3》Mengubur Rasa
Hawa panas menyengat. Usai pelajaran terakhir, Ratna--teman dekatku, paling bersemangat di antara teman-teman kelas. Kurasa, ada sesuatu yang membuat hatinya menari-nari. Semringah wajahnya seolah berkata seperti itu.
"Tira, aku duluan. Assalamualaikum!" Ratna bergegas melangkah cepat dan berjalan setengah berlari. Bahkan aku belum sempat membalas salamnya. Aku kemudian menjawab salam itu lirih.
"Ratna kenapa, ya?" Aku heran.
Setelah memastikan tak ada yang ketinggalan di kelas, aku mengecek sosok Ratna yang entah hendak ke mana. Sempat kulihat, punggung Ratna di antara puluhan siswa yang juga baru keluar dari kelasnya. Aku pun menelusuri arah yang Ratna tuju. Dia pergi ke taman sekolah.
🍃🍃🍃
Esok harinya, aku menyempatkan diri untuk bertanya perihal di hari sebelumnya.
"Kemarin ke mana, sih? Buru-buru begitu. Sepertinya sangat penting, ya?" Aku penasaran. Sebagai teman dekat Ratna, aku merasa aneh jika ada hal disembunyikan olehnya, meski aku juga tidak memaksa jika Ratna tak bersedia untuk bercerita.

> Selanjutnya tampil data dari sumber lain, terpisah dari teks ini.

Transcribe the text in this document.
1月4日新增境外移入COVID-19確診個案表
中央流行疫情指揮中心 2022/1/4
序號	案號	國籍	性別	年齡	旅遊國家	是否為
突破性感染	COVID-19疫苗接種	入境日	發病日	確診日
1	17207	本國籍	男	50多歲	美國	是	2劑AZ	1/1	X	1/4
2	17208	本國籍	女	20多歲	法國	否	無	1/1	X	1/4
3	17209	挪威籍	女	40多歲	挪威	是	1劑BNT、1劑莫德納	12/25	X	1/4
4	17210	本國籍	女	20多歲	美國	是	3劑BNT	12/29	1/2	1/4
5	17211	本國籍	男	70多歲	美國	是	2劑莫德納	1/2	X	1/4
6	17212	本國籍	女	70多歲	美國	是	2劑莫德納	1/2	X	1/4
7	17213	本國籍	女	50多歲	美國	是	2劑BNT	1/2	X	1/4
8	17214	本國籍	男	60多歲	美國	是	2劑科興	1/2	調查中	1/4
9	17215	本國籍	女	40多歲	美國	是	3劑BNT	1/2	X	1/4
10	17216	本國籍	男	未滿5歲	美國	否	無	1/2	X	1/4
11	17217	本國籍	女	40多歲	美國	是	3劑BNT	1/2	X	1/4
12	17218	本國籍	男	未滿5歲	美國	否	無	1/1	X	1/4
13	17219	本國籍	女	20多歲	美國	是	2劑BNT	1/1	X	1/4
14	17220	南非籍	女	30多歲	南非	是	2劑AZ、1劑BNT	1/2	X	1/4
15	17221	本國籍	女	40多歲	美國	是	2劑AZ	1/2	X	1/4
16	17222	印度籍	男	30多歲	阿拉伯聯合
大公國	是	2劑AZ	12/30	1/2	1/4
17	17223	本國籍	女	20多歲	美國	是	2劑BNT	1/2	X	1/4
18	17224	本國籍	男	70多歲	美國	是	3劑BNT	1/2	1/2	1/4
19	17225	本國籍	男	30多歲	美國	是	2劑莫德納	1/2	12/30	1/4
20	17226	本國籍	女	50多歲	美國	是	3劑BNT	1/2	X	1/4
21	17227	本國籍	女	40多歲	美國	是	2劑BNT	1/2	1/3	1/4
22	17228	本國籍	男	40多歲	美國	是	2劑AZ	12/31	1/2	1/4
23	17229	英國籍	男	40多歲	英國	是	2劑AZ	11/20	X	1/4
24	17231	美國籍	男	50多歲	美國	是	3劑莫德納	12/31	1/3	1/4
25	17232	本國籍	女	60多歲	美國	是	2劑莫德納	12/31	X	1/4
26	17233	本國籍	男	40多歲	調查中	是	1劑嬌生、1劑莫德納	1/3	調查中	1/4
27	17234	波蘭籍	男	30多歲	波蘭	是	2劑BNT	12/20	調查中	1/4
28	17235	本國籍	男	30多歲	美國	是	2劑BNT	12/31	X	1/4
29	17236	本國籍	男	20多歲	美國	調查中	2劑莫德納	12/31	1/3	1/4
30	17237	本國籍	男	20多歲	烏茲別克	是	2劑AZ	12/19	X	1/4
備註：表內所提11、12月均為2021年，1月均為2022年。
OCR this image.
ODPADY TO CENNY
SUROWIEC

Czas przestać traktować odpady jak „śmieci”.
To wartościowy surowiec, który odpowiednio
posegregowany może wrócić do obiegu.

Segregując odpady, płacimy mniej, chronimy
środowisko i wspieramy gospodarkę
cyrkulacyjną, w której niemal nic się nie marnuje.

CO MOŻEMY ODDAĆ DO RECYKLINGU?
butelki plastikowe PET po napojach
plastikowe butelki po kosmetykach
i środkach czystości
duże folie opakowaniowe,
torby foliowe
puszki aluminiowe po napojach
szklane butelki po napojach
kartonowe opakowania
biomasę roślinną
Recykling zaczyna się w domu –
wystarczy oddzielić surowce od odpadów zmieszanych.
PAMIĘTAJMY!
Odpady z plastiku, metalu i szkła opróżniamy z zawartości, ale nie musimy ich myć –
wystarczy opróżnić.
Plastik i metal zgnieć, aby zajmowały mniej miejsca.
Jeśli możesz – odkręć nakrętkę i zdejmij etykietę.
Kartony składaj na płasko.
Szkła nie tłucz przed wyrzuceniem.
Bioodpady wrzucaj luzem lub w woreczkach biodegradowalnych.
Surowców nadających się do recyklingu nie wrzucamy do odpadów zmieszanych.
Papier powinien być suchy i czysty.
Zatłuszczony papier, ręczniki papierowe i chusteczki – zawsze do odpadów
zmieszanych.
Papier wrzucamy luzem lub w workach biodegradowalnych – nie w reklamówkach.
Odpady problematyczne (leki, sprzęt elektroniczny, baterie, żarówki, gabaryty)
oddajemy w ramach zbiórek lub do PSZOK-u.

Embusan napas terdengar dari Ratna.
"Tahu nggak, Ra?"
"Enggak." Aku menjawab spontan sambil mengamati ekspresinya yang menahan tawa dan kekesalan bersamaan.
"Ya, makanya aku mau cerita," ujarnya.
"Asyik." Aku antusias memasang badan untuk mendengarkan.
"Dasar, ya." Ratna menggeplak pundakku pelan dengan buku tulisnya.
Sesaat kulihat wajah Ratna mulai serius.
"Kemarin aku bertemu Aral."
Keningku berkerut, jika Ratna menyuruhku mencari tahu siapa itu, aku angkat tangan.
"Siapa?" tanyaku.
Ratna berdecak, "Makanya sekolah itu sesekali bergaul. Enggak baca buku dan menggambar melulu."
Aku menyengir. "Ya, bagaimana, dong. Sukanya gitu."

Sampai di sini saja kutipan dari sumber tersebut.